• Author(s) : Michael Luo, Justin Wong, Brandon Trabucco, Yanping Huang, Joseph E. Gonzalez, Zhifeng Chen, Ruslan Salakhutdinov, Ion Stoica

When it comes to making high-resolution, customized images, fine-tuned adapters have become a cheaper option for scaling the base models with more data or parameters. The open-source community has learned how to use adapters, and this has led to the creation of a large database with over 100,000 adapters, many of which are highly customized without enough descriptions.
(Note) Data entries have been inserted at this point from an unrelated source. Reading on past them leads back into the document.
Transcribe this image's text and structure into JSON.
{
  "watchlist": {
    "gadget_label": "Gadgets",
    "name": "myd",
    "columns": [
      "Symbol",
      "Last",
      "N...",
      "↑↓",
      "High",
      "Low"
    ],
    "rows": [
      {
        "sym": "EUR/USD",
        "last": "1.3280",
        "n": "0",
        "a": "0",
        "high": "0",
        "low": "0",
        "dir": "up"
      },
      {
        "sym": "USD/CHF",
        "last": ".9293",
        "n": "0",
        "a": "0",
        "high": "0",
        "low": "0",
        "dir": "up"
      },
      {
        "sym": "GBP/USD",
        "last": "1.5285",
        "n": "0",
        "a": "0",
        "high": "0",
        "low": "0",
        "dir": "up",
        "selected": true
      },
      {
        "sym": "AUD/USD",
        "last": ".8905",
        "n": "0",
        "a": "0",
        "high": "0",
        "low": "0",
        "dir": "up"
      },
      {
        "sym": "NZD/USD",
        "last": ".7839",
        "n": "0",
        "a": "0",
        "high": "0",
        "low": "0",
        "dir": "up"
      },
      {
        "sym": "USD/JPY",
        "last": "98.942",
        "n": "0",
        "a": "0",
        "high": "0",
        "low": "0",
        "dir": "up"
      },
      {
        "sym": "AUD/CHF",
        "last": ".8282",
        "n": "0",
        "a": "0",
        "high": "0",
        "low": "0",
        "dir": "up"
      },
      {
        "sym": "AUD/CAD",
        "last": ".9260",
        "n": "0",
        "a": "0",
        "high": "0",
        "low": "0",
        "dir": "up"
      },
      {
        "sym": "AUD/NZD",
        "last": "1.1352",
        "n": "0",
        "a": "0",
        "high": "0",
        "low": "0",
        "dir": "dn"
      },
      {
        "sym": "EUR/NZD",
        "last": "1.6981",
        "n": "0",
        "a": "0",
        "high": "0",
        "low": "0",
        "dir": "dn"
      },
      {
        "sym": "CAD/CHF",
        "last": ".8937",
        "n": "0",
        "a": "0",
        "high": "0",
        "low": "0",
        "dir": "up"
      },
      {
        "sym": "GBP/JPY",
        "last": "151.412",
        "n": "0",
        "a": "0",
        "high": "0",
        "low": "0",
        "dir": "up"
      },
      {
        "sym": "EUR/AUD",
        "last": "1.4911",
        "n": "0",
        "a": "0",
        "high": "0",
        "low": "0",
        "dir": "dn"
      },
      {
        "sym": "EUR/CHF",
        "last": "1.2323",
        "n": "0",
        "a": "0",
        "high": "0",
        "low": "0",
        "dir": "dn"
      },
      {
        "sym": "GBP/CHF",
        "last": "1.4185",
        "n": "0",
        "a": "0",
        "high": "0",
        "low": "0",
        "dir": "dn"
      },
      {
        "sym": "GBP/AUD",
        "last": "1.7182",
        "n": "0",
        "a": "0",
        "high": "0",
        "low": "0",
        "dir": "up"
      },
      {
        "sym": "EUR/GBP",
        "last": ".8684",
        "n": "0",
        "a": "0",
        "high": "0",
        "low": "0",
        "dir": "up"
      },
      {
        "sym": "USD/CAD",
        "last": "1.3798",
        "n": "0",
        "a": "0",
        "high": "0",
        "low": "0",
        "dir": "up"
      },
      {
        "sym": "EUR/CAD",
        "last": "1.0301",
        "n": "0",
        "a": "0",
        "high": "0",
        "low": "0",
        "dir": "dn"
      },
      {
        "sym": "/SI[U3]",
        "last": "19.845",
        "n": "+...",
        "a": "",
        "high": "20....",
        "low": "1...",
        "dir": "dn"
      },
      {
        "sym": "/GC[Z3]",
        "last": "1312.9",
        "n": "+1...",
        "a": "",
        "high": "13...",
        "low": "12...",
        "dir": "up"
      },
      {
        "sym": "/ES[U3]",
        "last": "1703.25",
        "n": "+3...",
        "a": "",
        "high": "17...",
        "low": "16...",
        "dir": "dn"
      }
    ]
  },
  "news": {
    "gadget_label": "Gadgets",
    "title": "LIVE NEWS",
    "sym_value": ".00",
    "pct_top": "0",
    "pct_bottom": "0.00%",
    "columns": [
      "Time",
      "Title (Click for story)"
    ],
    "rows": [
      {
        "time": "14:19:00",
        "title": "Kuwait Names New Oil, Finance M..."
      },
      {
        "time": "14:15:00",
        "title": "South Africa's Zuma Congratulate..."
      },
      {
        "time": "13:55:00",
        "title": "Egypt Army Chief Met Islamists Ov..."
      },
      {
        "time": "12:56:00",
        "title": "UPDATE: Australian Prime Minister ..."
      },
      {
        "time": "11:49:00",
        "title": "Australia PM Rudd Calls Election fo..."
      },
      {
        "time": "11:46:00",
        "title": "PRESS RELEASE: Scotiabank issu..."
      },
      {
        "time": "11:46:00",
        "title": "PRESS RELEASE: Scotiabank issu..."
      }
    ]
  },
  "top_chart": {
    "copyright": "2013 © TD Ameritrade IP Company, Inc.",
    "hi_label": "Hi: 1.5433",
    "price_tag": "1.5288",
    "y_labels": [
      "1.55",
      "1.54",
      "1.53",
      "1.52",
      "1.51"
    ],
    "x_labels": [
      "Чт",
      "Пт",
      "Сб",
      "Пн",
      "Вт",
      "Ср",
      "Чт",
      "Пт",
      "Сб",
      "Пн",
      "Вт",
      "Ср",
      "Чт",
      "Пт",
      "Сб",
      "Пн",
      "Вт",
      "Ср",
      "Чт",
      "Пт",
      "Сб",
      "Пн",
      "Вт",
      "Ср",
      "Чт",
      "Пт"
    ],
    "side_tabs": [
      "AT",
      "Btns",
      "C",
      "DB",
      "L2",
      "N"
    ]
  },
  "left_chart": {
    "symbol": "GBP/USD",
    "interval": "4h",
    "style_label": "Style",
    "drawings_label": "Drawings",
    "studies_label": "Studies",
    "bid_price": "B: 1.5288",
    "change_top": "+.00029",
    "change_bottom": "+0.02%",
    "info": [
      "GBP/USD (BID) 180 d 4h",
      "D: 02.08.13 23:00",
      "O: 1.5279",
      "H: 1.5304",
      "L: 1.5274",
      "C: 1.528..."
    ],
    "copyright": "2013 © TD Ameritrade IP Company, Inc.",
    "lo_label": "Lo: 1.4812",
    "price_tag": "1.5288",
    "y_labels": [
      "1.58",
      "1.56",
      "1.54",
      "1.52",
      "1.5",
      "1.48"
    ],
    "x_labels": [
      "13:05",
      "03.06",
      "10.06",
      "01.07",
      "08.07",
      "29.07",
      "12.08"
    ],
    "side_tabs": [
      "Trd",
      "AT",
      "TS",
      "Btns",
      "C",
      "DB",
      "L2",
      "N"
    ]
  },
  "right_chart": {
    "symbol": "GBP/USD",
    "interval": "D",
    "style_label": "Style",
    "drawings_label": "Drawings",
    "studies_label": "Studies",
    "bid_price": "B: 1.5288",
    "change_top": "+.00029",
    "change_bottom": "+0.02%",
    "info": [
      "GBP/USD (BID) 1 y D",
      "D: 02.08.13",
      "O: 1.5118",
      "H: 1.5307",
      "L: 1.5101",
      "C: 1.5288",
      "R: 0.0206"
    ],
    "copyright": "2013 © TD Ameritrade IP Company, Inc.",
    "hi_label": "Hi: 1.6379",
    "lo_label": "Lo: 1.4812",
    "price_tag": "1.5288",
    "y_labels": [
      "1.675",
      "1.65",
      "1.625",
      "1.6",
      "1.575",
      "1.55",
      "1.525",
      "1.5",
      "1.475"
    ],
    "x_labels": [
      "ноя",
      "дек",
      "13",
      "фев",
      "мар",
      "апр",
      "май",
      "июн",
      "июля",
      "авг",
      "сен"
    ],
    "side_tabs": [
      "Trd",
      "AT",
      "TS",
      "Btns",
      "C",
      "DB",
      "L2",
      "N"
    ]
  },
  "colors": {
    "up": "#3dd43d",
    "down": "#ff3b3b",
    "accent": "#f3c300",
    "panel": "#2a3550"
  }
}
This paper examines the problem of the adapter selection with the recent research results that stress the advantages of the adapter composition.

Introducing Stylus, a novel approach that efficiently selects and automatically composes task-specific adapters based on the keywords in a given prompt. Stylus employs a three-stage methodology: first, it enhances adapter descriptions and embeddings; second, it retrieves adapters relevant to the task at hand; and third, it further assembles these adapters based on their compatibility with the prompt.

To assess the effectiveness of Stylus, the authors have developed StylusDocs, a meticulously curated dataset comprising 75,000 adapters with pre-computed adapter embeddings. Evaluations conducted on popular Stable Diffusion checkpoints reveal that Stylus achieves superior CLIP-FID Pareto efficiency. Furthermore, it is twice as preferred by both human evaluators and multimodal models when compared to the base model.

In summary, Stylus presents a significant advancement in the efficient selection and composition of task-specific adapters for diffusion models, demonstrating improved performance and preference over existing methods.